Mendelssohn was a skilled draughtsman and water colourist. He drew and painted all his life, and when he went to Scotlan and Italy in an era before the invetion of the camera, he fixed his memories by drawing his favourite sites. He also recorded his travels in music. He visited Scotland in 1829 when he was twenty years old and in Holyrood Castle, contemplating the chambers of Mary Queen of Scots, he found the beginning of his Scottish Symphony. Paradoxically, this most spontaneous and fluent of composers took thirteen years to finish the symphony.

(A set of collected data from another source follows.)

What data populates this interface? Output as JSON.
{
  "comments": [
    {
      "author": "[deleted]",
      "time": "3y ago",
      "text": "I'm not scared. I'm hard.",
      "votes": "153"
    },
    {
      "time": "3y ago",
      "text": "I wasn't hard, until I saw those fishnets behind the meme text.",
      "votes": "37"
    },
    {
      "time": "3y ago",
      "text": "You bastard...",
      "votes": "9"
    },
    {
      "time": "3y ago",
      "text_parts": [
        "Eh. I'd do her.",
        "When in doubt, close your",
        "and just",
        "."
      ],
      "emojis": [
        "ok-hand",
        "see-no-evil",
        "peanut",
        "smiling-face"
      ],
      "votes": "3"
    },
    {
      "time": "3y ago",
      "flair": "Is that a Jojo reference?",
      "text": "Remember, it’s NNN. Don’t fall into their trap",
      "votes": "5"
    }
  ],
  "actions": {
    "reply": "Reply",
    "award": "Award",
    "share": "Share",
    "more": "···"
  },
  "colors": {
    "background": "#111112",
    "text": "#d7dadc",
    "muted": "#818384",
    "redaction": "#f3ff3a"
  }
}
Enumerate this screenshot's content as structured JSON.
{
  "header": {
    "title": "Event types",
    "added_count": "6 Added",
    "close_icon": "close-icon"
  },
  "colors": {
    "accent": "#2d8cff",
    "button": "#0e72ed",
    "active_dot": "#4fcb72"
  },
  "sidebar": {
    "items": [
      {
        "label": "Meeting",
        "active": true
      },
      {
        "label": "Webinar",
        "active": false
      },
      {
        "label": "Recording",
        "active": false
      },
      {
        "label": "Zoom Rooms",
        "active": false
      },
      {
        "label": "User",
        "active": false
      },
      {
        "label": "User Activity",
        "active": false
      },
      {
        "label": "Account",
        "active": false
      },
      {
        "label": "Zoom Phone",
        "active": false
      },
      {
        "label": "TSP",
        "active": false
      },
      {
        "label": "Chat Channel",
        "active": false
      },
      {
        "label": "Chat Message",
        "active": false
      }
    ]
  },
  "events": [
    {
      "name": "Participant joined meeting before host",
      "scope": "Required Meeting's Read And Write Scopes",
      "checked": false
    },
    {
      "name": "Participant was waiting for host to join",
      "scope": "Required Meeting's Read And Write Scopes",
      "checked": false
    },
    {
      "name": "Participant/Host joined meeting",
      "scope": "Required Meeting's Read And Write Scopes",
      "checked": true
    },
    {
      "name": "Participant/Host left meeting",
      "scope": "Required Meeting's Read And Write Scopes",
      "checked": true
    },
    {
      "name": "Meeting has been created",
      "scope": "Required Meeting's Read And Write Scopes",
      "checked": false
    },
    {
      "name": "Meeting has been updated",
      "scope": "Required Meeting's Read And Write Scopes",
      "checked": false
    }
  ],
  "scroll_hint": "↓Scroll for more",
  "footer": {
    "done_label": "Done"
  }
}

Charles Munch and the BSO recorded famous performances of Felix Mendelssohn's last three symphonies for RCA Victor that have remained available for more than fifty years, so it comes as a surprise that the composer's music did not figure as prominently as one might think in the repertoire that Munch conducted with the BSO during his tenure as music director.
Munch left well-known recordings of the last three Mendelssohn symphonies with the BSO and of course conducted all three in concert, but not very often – No. 3, the "Scottish," nine times in just one season (including tour performances); No. 4, the "Italian," sixteen times in two seasons. He conducted No 5, the "Reformation," more often than the others (twenty-two times in three seasons), and it is apparently the only work by Mendelssohn that he recorded with an orchestra other than the BSO.